Fortune paused, lowering the mortar slightly, intrigued by her sudden calm. "A good point. But I only need a few seconds of chaos to activate the Stone and claim the city's energy. And you, Esther, are the detonation device."
He moved with blinding speed, dropping the mortar and grabbing her wrist, his touch like ice searing her skin. He pressed her hand, clutching the silver bloom pendant, onto the surface of the terrarium containing the Eternal Leaf.
The silver necklace instantly became agonizingly hot, and a wave of dizziness washed over Esther. She felt a profound, psychic pull—a rushing vacuum as her very essence, her energy, was drawn through the silver and into the small, fragile copper plant.

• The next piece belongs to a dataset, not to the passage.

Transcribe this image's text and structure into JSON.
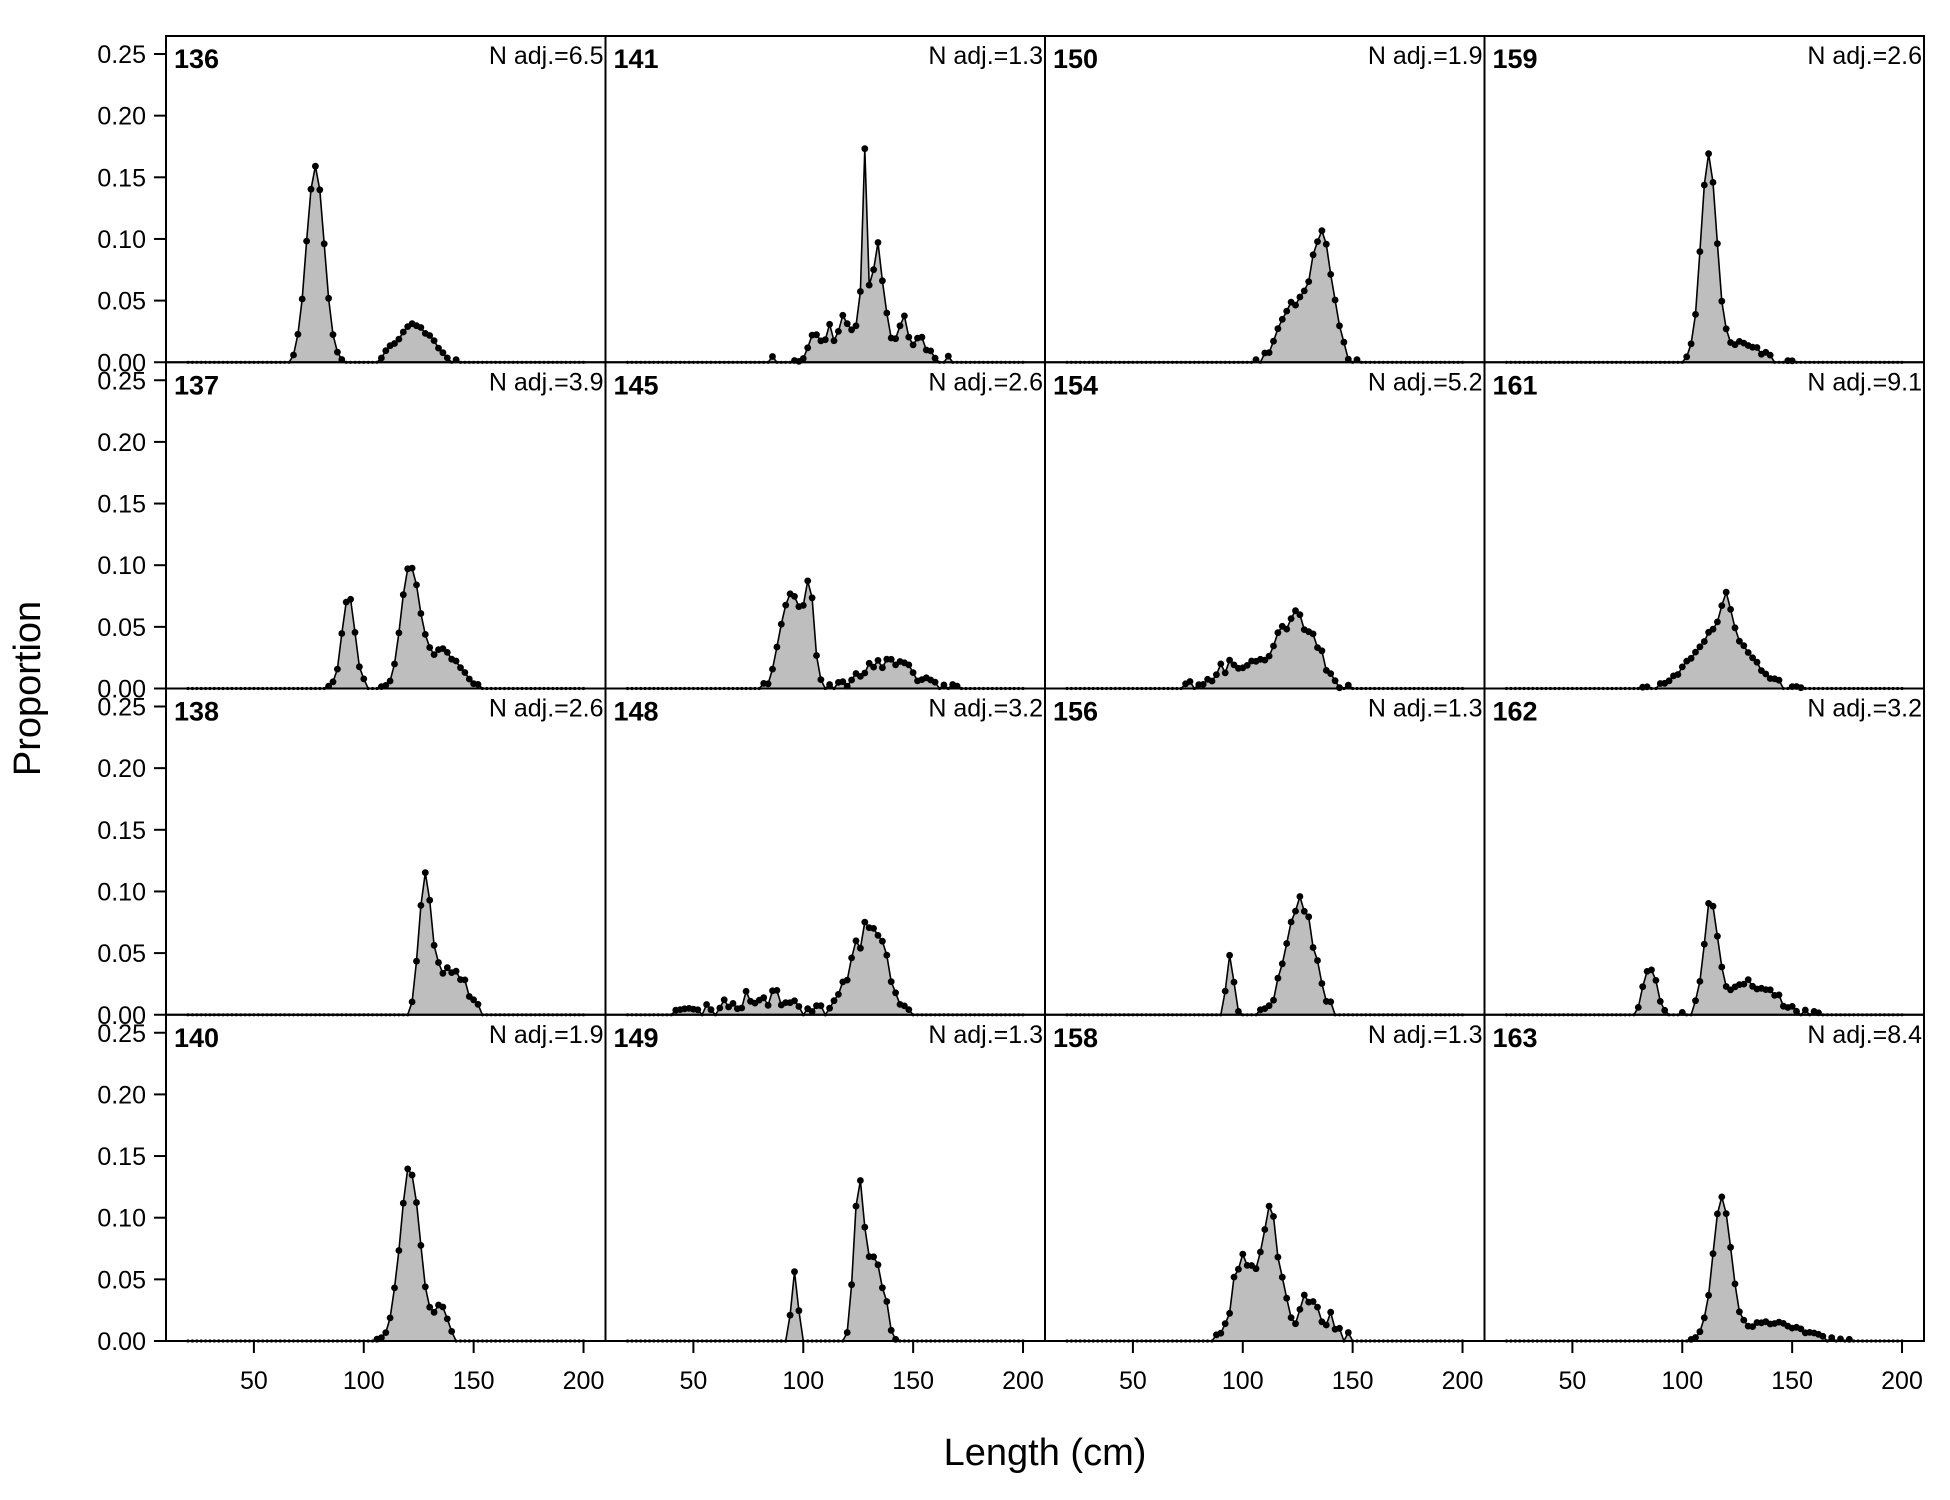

The Folium Aethel reacted violently. It shuddered, its copper leaves turning brilliant, shimmering silver, and then, in a burst of light and power, a single, perfect bloom unfurled at its core: a five-petaled flower, the exact shape and size of the silver pendant around Esther's neck.
The light emanating from the plant was blinding, and the earth beneath them began to tremble.
"The Silver Bloom!" Fortune gasped, his eyes alight with victorious, terrifying power. "It's working! Your grandmother failed to prevent this! The Stone is overloading!"
Esther, though dizzy and weak, focused on the pain in her wrist. She saw the energy rushing from her into the plant. She remembered Madam Chinwe's words: The colour of truth, and the shape of protection.
The protection wasn't just to slow the drain; it was to control the flow.
Drawing on the last vestiges of her strength and clarity, Esther yanked her hand away from the terrarium, breaking contact. But instead of letting go of the silver bloom, she gripped the pendant hard, channeling the pain and the draining energy back onto Fortune's icy hand.
The silver bloom was a conduit. If she was draining, she could also overload the circuit.
Fortune cried out, a sound that was less human than the shriek of grinding metal. His hand, where it had touched the pendant, began to smoke faintly.
"What have you done?" he roared, backing away, clutching his injured hand.
"My grandmother designed the silver to protect the Keeper from the wolf's need," Esther said, breathless. "But the silver doesn't care who the energy-drainer is. It just cares about the balance. You may be the Shadow, Fortune, but I am the living conduit of the Stone, and I choose who I empower!"
The Silver Bloom in the terrarium pulsed rapidly, dangerously unstable, releasing waves of raw magical power. The tremor intensified.
Esther knew she had bought seconds, maybe minutes. But she had to run. The overload was coming, and she was still too close to the Stone's center point.
She bolted out of the greenhouse, her silver pendant now cold and dead against her skin, leaving behind the furious vampire and the dangerously blooming flower. She was weak, alone, and the Pack was looking for her. She had to find Samuel.